Troppi i dubbi e le possibili incognite sulla ripartenza del Calcio Italiano, ma la Lega vuole completare il campionato

La Pandemia ha stravolto lo Sport mondiale, facendo annullare quasi tutti i campionati sportivi.

Sopratutto nel Calcio, che è uno sport di contatto, i possibili contagi non sarebbero da escludere.

Le Parole del Direttore dell’Istituto di Sanità Gianni Rezza che ha parlato ieri 13 Aprile 2020, ha gettato ancora più preoccupazione.

Per Rezza nemmeno dopo Maggio si potrebbe giocare in sicurezza.

Le parole del direttore dell’istituto di Sanità

Le sue parole sono state chiare: “Il calcio è uno sport di contatto quindi comporta dei rischi di trasmissione.

Sento parlare di controlli da effettuare enne volte sui giocatori con test quasi quotidiani, a me sinceramente sembra un’ipotesi un po’ tirata.

Se dovessi dare un parere tecnico non sarei favorevole.

La mia è un’opinione personale, ma credo che il Comitato tecnico-scientifico condivida questa posizione. Poi deciderà la politica in merito”.

Il direttore del Torino Urbano Cairo si è detto d’accordo con le sue parole che sia troppo pericoloso far riniziare subito a giocare le partite.

La battuta di Gianni Rezza che ha scatenato le polemiche

Poi Rezza sdrammatizzando ha fatto una battuta che ha scatenato molte polemiche.

Gianni Rezza ha detto: “Per quanto riguarda il campionato, beh io da romanista manderei tutto a monte’“.

Arturo Diaconale, portavoce della Lazio invece non ha gradito per nulla la battuta finale e ha replicato:

“Alle volte il tifo colpisce anche gli scienziati e dà alla testa.

Esperti che sarebbero molto più utili se, invece di occuparsi di argomenti simili, trovassero un modo per fronteggiare efficacemente il virus.

Gli scienziati facciano gli scienziati e non i tifosi.

Sarebbe davvero auspicabile che, invece di alimentare polemiche calcistiche di cui non si sente il bisogno, si dedicasse ogni energia alla ricerca di una cura o di un vaccino che possa arrestare il contagio”.
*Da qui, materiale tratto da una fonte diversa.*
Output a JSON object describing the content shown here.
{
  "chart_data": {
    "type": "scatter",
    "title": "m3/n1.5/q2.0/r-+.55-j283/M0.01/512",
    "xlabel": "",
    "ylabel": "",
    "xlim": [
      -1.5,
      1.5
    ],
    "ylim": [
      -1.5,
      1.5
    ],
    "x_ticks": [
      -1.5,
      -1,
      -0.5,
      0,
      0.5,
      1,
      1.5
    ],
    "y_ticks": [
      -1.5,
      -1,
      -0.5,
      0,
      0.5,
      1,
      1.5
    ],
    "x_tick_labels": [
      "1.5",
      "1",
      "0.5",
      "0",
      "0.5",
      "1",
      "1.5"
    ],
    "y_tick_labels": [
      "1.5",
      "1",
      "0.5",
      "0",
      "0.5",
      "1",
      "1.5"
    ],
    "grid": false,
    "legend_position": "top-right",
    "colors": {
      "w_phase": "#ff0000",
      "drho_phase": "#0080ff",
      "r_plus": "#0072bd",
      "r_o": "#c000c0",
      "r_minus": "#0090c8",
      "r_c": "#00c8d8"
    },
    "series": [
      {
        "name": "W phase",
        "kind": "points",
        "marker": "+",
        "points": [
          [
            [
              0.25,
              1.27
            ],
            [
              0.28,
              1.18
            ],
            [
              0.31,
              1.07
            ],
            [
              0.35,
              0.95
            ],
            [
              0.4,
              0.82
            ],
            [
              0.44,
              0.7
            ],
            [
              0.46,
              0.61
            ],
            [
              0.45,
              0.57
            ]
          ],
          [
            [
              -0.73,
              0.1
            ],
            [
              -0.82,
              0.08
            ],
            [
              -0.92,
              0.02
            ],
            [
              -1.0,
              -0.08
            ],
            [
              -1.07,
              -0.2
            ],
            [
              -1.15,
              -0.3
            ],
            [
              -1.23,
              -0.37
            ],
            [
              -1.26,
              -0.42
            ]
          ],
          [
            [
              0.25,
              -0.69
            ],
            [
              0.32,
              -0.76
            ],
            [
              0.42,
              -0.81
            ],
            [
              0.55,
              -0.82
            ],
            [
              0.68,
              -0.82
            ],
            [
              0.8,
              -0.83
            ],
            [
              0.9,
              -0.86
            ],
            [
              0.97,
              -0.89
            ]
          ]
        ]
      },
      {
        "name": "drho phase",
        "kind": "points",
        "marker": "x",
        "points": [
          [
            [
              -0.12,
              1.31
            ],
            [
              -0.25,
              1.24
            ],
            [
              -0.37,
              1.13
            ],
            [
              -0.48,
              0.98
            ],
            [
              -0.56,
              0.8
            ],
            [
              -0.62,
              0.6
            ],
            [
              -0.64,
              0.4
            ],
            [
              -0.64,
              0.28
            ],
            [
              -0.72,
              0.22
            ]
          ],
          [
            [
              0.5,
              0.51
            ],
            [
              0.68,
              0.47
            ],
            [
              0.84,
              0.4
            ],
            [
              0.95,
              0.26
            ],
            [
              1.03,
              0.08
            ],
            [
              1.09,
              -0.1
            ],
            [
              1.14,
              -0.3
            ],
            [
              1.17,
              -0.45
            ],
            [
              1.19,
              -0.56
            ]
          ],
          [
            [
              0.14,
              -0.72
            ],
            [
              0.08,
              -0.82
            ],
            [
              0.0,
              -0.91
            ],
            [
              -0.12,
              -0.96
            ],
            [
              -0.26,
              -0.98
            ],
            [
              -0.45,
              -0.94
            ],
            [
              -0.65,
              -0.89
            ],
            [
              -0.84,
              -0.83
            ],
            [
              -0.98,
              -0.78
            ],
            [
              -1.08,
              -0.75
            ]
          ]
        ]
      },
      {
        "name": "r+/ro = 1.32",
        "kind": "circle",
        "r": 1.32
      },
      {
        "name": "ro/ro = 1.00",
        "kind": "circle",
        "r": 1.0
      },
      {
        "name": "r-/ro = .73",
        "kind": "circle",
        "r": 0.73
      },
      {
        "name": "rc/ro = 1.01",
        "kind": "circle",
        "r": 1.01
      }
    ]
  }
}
La Lega Serie A Calcio fissa le linee guida per ripartire

Ad oggi è tutto incerto e non si sa ancora se si potrà tornare in campo.

I giocatori delle varie squadre si stanno allenando in solitaria in attesa di poterlo fare in maniera collettiva.

Il calendario di Serie A ha ancora da disputare tredici giornate e sarà di certo stravolto e rivisto.

Le novità saranno molte come ad esempio l’assenza degli spogliatoi:

pare dunque difficile che i calciatori possano condividere uno spazio di solito dove non possono essere rispettate le distanza imposte dalle direttive governative.

Ciascun giocatore, dunque, dovrà cambiarsi e fare la doccia per conto proprio oppure a turni: l’importante è che vengano rispettate le distanze.

Un’altra soluzione potrebbe essere quella di utilizzare, almeno nelle sedute di allenamento, più spogliatoi se disponibili nella struttura.

La probabile data per ricominciare a giocare.

La Serie A dovrebbe riprendere il via il 30-31 maggio e terminare entro e non oltre l’8 e il 9 luglio: 13 partite in 40 giorni e con un caldo insistente.

Per questa ragione è probabile che si possa passare da tre a cinque sostituzioni per dare la possibilità ai giocatori di rifiatare e agli allenatori di avere maggiori possibilità di scelta.

In panchina, inoltre, i calciatori e tutti i membri dello staff dovranno indossare le mascherine e non solo, ci saranno una serie di controlli dal punto di vista sanitario non solo sui calciatori ma anche su tutti gli addetti ai lavori che fanno parte della squadra.

La lega ipotizza di giocare su campi neutro

Infine, i club dovranno essere flessibili e disponibili gli uni con gli altri e anche nei confronti della Lega Serie A.

Sarà possibile che alcune partite siano giocate in campo neutro.

Ci saranno poi anche altre gare rinviate in precedenza da dover riprogrammare usando il buon senso evitando che si giochi nella stessa città nonostante si giocherà rigorosamente a porte chiuse.

La Fifa ha infine posto il problema sui giocatori in scadenza al 30 giugno del 2020:

bisognerà capire se si potranno prorogare fino al termine reale della stagione sportiva 2019-2020 o se non si potrà fare con i calciatori in questione che potrebbero svincolarsi come da accordi a partire dal 1 luglio e firmare con altri club.